Schließlich gab ich eine Antwort, eine gefühlvolle Antwort, die Oprah Winfrey stolz gemacht hätte. Leben ist einfach zu kurz und zu wertvoll, als dass es mit Ärger verschwendet werden sollte. Was soll daran gut sein, wenn man herumgeht und zornig auf die Welt ist? Es ist schädlich, sowohl körperlich als auch für die Seele. Geh hinaus und freue dich des Lebens, das ist alles, was man tun kann. Und wenn du über dich selbst lachen kannst, umso besser. Sehr oft kannst du nicht mehr tun als deinen Kopf schütteln und lachen.

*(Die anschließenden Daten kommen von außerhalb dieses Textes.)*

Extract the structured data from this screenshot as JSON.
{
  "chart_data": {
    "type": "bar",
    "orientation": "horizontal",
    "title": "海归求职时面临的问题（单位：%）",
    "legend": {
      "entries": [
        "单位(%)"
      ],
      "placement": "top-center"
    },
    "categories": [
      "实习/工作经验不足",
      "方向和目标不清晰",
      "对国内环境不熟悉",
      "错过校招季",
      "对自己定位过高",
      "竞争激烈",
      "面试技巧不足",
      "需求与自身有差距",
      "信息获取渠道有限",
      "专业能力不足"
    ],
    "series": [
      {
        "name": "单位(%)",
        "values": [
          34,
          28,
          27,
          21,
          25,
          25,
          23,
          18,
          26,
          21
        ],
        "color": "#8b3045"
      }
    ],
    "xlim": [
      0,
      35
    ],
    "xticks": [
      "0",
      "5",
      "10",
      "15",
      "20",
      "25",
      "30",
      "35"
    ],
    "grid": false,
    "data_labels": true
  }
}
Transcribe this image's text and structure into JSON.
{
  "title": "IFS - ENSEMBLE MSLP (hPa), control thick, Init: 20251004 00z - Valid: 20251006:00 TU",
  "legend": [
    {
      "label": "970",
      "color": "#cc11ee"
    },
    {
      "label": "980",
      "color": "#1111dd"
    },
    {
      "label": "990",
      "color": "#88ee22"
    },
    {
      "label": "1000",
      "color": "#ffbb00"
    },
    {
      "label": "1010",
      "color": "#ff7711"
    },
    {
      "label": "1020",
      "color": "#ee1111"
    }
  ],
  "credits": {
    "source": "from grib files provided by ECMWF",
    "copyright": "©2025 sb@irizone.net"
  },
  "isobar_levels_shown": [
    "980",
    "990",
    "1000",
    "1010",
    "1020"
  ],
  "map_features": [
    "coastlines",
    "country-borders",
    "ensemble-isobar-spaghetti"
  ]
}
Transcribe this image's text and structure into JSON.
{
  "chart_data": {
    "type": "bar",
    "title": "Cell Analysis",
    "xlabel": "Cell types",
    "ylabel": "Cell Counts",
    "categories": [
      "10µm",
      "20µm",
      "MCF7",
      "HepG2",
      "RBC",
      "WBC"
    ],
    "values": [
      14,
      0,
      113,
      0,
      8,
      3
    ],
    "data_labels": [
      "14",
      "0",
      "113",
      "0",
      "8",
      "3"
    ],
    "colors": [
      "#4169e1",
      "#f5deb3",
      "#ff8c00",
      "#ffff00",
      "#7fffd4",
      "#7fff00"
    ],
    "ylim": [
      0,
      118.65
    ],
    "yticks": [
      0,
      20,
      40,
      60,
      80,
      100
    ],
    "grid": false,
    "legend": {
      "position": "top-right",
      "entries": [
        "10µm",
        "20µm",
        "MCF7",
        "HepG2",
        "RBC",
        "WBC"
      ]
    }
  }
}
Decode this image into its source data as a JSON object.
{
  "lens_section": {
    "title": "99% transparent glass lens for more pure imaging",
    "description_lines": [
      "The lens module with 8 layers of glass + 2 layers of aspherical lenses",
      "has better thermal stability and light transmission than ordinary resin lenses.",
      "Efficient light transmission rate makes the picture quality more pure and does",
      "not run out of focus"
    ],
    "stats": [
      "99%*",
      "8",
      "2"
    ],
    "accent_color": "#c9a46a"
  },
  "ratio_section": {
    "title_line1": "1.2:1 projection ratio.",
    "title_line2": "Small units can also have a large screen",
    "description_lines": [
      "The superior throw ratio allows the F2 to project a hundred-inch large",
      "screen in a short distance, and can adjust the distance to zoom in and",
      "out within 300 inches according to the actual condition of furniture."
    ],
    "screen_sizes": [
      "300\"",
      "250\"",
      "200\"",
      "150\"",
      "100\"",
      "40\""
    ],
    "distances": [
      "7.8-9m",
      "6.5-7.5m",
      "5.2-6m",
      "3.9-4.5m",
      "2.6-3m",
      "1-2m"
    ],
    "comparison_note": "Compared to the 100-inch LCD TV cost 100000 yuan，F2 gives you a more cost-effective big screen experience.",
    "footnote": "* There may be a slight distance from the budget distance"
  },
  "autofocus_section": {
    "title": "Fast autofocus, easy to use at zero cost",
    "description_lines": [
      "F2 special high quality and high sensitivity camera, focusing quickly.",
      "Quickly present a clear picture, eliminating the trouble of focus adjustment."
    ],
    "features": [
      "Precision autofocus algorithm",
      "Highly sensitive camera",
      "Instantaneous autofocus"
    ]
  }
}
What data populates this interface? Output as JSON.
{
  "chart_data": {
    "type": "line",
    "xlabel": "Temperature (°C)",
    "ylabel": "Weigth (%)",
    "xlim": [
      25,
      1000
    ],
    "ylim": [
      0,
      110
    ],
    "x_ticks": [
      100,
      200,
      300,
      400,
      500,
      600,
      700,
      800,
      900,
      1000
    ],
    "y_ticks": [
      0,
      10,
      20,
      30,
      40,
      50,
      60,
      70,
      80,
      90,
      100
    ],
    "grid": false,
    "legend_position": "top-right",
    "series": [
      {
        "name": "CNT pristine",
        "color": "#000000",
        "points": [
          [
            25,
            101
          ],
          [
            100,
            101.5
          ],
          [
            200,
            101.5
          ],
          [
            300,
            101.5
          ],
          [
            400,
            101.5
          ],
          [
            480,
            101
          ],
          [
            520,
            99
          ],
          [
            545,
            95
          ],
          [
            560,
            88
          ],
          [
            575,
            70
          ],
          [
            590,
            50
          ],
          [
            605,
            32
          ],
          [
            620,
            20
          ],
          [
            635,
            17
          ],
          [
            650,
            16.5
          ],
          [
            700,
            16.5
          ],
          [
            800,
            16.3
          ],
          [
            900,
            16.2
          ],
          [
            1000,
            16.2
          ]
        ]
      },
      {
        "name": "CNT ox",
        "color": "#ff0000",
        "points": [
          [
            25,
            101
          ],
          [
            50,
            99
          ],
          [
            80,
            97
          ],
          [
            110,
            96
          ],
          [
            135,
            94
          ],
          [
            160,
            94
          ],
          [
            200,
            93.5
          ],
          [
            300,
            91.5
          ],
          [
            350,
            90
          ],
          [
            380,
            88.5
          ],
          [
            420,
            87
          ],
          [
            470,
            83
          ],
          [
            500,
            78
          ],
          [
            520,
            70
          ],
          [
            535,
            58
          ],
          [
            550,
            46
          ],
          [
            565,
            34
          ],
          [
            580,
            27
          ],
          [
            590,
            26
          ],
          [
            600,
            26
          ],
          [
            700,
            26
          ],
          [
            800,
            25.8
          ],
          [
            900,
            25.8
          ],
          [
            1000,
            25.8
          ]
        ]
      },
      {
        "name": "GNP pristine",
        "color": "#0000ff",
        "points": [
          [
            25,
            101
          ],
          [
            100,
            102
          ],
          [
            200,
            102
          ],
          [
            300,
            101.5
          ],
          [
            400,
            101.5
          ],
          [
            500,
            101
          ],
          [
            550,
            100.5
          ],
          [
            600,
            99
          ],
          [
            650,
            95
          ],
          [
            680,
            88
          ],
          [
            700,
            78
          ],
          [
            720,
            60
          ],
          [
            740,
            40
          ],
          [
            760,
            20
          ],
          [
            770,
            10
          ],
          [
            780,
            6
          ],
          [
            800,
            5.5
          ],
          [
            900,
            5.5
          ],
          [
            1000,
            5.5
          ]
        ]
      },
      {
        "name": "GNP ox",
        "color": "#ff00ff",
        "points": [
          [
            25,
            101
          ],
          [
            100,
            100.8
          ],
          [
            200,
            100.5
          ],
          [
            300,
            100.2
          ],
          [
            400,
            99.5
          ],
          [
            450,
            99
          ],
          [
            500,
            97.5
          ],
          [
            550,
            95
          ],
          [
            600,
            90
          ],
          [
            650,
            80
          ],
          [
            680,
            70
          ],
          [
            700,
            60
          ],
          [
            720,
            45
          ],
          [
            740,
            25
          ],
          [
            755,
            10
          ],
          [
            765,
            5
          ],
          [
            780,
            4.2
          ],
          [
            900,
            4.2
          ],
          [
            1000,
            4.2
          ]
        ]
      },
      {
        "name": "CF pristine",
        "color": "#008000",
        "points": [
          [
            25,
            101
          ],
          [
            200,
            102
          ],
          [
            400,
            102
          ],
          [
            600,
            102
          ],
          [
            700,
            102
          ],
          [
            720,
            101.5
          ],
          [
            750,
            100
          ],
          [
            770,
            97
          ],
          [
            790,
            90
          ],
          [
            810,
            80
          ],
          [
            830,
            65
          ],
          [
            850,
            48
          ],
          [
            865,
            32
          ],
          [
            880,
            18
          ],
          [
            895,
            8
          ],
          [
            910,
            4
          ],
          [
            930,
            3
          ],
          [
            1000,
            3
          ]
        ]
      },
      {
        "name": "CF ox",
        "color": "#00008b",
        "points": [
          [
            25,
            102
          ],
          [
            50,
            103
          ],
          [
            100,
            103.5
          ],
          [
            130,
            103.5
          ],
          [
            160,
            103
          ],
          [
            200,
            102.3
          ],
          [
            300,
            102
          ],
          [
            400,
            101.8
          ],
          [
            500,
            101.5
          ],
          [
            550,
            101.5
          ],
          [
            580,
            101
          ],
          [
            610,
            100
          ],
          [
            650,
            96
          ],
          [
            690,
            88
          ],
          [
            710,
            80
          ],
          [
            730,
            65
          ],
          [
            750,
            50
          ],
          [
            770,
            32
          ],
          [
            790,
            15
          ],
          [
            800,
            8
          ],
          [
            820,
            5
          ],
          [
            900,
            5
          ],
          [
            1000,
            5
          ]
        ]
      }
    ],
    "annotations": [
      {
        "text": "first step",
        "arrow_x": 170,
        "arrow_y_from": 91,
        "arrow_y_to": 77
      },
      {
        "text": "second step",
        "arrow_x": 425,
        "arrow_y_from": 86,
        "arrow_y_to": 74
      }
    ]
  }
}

Aber ... es gibt noch mehr dazu zu sagen. Ja, klar, es ist gesund, glücklich zu sein. Aber gleichzeitig sind wir Menschen - es wird Tage geben, wo wir nach Hause kommen und am liebsten einen Abfalleimer umstoßen würden. Das kommt vor. Es ist wichtig, zu wissen, wann und wo man seinem Ärger wirkungsvoll freien Lauf lassen kann. Wenn ich Ärger haben sollte, dann werde ich den nicht auf der Bühne vor hundert Menschen rauslassen.

Vielleicht denke das nur ich so, aber ich glaube, wir sollten vorsichtig sein, wie wir anderen unsere Frustrationen mitteilen. Es ist okay, deine schweren Belastungen und deinen Kummer kundzutun, aber mache das so, dass jeder daraus lernen kann. Sich ereifern und toben, das wird Menschen nur vertreiben. Persönlich habe ich immer die Philosophie von Martin Luther King Jr. und von Gandhi bewundert - sie hatten genügend Gründe, ärgerlich zu sein, gewannen aber durch friedliche, gewaltfreie Äußerungen ihrer Anliegen Millionen von Menschen.

Nicht zuletzt kommt immer jemand auf das Thema von hörenden Eltern, die nicht die Bedürfnisse ihrer gehörlosen Kinder verstehen, und unnötige Mühsal verursachen, indem sie zu viele falsche Entscheidungen treffen. Wißt ihr was? ALLE Eltern treffen falsche Entscheidungen.

An dem Tag, als mein Sohn geboren wurde, war meine erste falsche Entscheidung, meiner Frau zu sagen, er würde wie eine Eidechse aussehen. Die nächste falsche Entscheidung folgte auf den Fuß: "Wo ist die Bedienungsanleitung?" Es gab sie nicht. Glaubt mir, ich habe seitdem viele, viele falsche Entscheidungen getroffen.

Ob es sich nun um eine gehörlose Familie oder eine hörende Familie handelt, das spielt keine Rolle. In jedem Fall werden viele Fehler gemacht, so ist das Leben. Wichtig ist nur, die Liebe hinter den Fehlern zu sehen - Menschen versuchen einfach nur das zu tun, was sie glauben, dass es richtig ist, sie tun das Beste was sie können, mit allen Mitteln, die sie haben. Wenn man das einsieht, ist es schwer, ärgerlich über irgend etwas zu bleiben.